The main reason we can cooperate through strength is because the pursuit of an open, rules-based system does not genuinely threaten China. On the contrary, cooperation through strength remains one of the best promises for China’s continued reemergence. The United States and China, like other countries, have both convergent and divergent interests. We should never stop trying to maximize our convergent interests. But when we have divergent interests, we should not pretend that they do not exist. China will not stop pressing for a regional order favorable and even deferential to Beijing; in so doing, China will not shy away from occasional half-truths, spurious claims, and selective sophistry. Similarly, the United States should not relent with respect to its interests and values, bearing in mind that the luxury of preserving both requires investing in the means to back them up. Once again, the overriding objective is to “win the peace,” not catalyze a war. But preserving prosperity and stability does not mean always averting confrontation.

It is not thinkable to contain China. To pretend that we can only erodes our regional position. Conversely, fearing the need to confront bad behavior for fear of upsetting our vital relations with China fails to grasp the larger stakes at play over the future regional order. It also succumbs to a curious belief that China will reward weakness. Where is the evidence for that?

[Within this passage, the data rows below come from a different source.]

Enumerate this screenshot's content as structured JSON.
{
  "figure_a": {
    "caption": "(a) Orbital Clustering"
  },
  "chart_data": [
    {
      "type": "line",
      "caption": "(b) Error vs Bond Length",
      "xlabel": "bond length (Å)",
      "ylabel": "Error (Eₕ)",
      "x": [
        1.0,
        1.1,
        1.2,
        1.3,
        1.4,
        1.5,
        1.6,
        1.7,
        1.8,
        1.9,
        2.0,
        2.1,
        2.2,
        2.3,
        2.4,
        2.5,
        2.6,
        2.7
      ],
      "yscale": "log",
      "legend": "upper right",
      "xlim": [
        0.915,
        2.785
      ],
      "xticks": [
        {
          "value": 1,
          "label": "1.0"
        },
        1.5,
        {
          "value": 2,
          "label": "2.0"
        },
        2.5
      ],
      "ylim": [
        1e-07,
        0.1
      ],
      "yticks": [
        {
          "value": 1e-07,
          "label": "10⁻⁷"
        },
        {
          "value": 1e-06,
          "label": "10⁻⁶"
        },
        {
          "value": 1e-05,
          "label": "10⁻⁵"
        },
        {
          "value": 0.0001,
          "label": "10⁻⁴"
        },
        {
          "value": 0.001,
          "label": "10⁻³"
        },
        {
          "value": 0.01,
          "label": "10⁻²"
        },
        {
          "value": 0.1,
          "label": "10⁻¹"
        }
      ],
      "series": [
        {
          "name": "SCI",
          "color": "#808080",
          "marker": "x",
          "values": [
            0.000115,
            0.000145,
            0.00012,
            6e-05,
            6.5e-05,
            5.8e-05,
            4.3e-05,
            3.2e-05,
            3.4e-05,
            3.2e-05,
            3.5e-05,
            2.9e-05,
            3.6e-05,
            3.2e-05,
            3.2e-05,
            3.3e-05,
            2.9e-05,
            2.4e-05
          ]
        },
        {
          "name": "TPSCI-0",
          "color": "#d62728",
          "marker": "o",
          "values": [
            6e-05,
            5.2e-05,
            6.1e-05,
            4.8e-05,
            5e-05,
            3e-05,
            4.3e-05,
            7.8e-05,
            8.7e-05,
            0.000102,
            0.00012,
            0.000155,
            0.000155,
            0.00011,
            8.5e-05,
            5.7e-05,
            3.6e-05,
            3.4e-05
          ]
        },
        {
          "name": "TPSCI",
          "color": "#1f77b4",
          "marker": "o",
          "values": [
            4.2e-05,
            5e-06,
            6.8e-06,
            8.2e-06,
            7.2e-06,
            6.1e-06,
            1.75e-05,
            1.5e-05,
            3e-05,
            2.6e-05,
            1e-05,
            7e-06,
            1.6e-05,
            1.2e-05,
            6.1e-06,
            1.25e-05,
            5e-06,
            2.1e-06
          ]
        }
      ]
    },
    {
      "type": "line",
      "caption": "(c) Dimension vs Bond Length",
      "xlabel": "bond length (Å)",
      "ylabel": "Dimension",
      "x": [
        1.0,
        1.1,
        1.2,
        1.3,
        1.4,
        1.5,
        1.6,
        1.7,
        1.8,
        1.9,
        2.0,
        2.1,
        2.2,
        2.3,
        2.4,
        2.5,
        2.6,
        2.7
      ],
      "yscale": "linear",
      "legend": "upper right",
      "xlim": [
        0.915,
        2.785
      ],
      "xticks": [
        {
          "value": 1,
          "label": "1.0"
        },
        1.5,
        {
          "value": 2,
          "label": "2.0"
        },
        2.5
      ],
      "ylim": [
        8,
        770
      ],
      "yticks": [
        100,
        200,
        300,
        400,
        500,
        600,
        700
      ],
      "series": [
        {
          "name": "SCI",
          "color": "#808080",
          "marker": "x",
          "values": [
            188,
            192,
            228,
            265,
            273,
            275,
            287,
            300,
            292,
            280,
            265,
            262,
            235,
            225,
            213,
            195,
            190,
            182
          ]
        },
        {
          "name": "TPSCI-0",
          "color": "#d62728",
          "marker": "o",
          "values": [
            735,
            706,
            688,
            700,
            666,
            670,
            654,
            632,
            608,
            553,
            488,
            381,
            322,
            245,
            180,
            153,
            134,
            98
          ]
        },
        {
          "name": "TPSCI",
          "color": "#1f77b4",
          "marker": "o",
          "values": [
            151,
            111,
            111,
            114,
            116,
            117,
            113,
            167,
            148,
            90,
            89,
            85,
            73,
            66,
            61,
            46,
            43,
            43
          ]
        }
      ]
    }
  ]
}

The reason I believe a strategy of cooperation through strength, including cost-imposition measures, will work is because it is — or at least it can be if embedded in a larger foreign policy framework — predicated on powerful common interests. Chinese propaganda and distrust notwithstanding, America truly does seek an inclusive system in which rules are equitably worked out among all. Rules such as those calling for settling disputes peacefully and not using force or coercion to alter the status quo ultimately benefit all, including China. They are rules we can all live by.

Dr. Patrick M. Cronin is Senior Director of the Asia-Pacific Security Program at the Center for a New American Security and the former Director of the National Defense University’s Institute for National Strategic Studies.